Spectral Bias in Variational Quantum Machine Learning
Callum Duffy, Marcin Jastrzebski
TL;DR
This work provides a rigorous link between spectral bias in PQCs and the redundancy of Fourier coefficients induced by data encodings. It presents a Fourier-based framework to bound gradients at each frequency and shows experimentally that higher redundancy accelerates learning of those frequencies, while initialization and entanglement modulate the effect. The findings suggest practical circuit-design strategies to tailor the spectrum for specific tasks and offer a robustness perspective tied to redundancy. While demonstrated on synthetic tasks with single-qubit encodings, the approach points to broader applicability in guiding PQC architectures for improved high-frequency generalization.
Abstract
In this work, we investigate the phenomenon of spectral bias in quantum machine learning, where, in classical settings, models tend to fit low-frequency components of a target function earlier during training than high-frequency ones, demonstrating a frequency-dependent rate of convergence. We study this effect specifically in parameterised quantum circuits (PQCs).
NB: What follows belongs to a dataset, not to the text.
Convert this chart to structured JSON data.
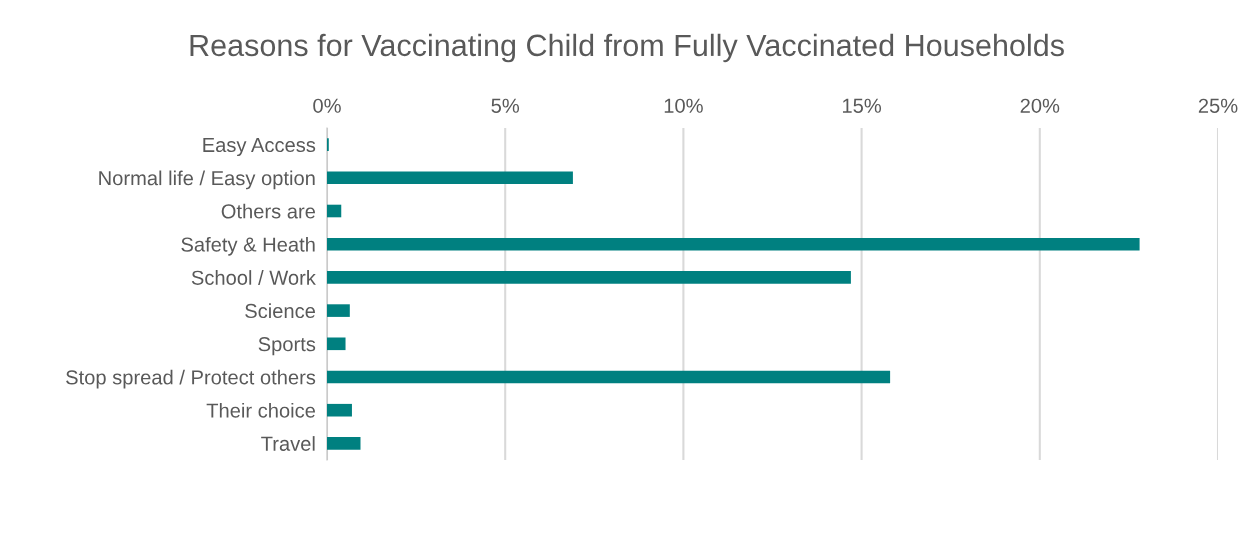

Leveraging the established formulation of PQCs as Fourier series, we prove that spectral bias in this setting arises from the ``redundancy'' of the Fourier coefficients, which denotes the number of terms in the analytical form of the model contributing to the same frequency component. The choice of data encoding scheme dictates the degree of redundancy for a Fourier coefficient. We find that the magnitude of the Fourier coefficients' gradients during training strongly correlates with the coefficients' redundancy. We then further demonstrate this empirically with three different encoding schemes. Additionally, we demonstrate that PQCs with greater redundancy exhibit increased robustness to random perturbations in their parameters at the corresponding frequencies. We investigate how design choices affect the ability of PQCs to learn Fourier sums, focusing on parameter initialization scale and entanglement structure, finding large initializations and low-entanglement schemes tend to slow convergence.